我有两个文件1和2。文件1包含以C和D开头的代谢途径的所有详细信息,并且包含大量的C和D,而文件2仅包含名称以C开头且具有唯一性(入围C,数量较少(的特定ID行。文件如下:
文件1:
C 00010 Glycolysis / Gluconeogenesis [PATH:smup00010]
D SMPSPU_277 pfkA; 6-phosphofructokinase K00850 pfkA; 6-phosphofructokinase 1 [EC:2.7.1.11]
D SMPSPU_278 gapA; glyceraldehyde 3-phosphate dehydrogenase K00134 GAPDH; glyceraldehyde 3-phosphate dehydrogenase [EC:1.2.1.12]
D SMPSPU_274 acoA; pyruvate dehydrogenase E1 component subunit
alpha K00161 PDHA; pyruvate dehydrogenase E1 component alpha subunit
[EC:1.2.4.1]
D SMPSPU_172 korA; 2-oxoglutarate ferredoxin oxidoreductase subunit alpha K00174 korA; 2-oxoglutarate/2-oxoacid ferredoxin oxidoreductase subunit alpha [EC:1.2.7.3 1.2.7.11]
D SMPSPU_061 korB; 2-oxoglutarate ferredoxin oxidoreductase subunit beta K00175 korB; 2-oxoglutarate/2-oxoacid ferredoxin oxidoreductase subunit beta [EC:1.2.7.3 1.2.7.11]
C 00020 Citrate cycle (TCA cycle) [PATH:smup00020]
D SMPSPU_201 sucA; 2-oxoglutarate dehydrogenase, E1 component K00164 OGDH; 2-oxoglutarate dehydrogenase E1 component [EC:1.2.4.2]

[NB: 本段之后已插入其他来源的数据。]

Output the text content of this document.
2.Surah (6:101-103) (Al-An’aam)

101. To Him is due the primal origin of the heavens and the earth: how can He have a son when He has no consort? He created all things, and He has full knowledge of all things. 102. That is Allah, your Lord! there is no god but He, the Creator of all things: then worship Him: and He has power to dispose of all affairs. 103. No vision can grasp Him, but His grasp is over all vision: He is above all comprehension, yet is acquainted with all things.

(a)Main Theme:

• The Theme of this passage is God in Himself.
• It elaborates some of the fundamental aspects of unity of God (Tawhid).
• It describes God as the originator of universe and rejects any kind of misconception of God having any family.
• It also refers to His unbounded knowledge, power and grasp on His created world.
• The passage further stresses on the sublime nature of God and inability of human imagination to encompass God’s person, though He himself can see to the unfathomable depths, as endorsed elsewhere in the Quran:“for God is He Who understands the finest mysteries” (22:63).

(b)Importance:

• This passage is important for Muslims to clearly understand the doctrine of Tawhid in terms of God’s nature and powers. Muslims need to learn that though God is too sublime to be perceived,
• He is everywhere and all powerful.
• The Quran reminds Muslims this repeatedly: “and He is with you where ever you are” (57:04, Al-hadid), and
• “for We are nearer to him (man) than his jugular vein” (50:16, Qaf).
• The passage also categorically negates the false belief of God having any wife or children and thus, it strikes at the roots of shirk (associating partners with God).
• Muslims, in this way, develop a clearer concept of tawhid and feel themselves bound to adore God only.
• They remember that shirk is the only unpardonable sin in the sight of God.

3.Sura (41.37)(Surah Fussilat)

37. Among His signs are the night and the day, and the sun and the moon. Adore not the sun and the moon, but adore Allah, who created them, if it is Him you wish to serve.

D SMPSPU_120 lpdA; dihydrolipoamide dehydrogenase K00382 DLD; dihydrolipoamide dehydrogenase [EC:1.8.1.4]
D SMPSPU_172 korA; 2-oxoglutarate ferredoxin oxidoreductase subunit alpha K00174 korA; 2-oxoglutarate/2-oxoacid ferredoxin oxidoreductase subunit alpha [EC:1.2.7.3 1.2.7.11]
D SMPSPU_169 sucD; succinyl-CoA synthetase subunit alpha K01902 sucD; succinyl-CoA synthetase alpha subunit [EC:6.2.1.5]
D SMPSPU_229 pdhB; pyruvate dehydrogenase E1 component subunit beta K00162 PDHB; pyruvate dehydrogenase E1 component beta subunit [EC:1.2.4.1]
D SMPSPU_275 pdhC; dihydrolipoamide acyltransferase E2 component K00627 DLAT; pyruvate dehydrogenase E2 component (dihydrolipoamide acetyltransferase) [EC:2.3.1.12]
C 00030 Pentose phosphate pathway [PATH:smup00030]
D SMPSPU_057 tktB; transketolase, N-terminal subunit K00615 E2.2.1.1; transketolase [EC:2.2.1.1]
D SMPSPU_058 tktA; transketolase, C-terminal subunit K00615 E2.2.1.1; transketolase [EC:2.2.1.1]
C 00051 Fructose and mannose metabolism [PATH:smup00051]
D SMPSPU_277 pfkA; 6-phosphofructokinase K00850 pfkA; 6-phosphofructokinase 1 [EC:2.7.1.11]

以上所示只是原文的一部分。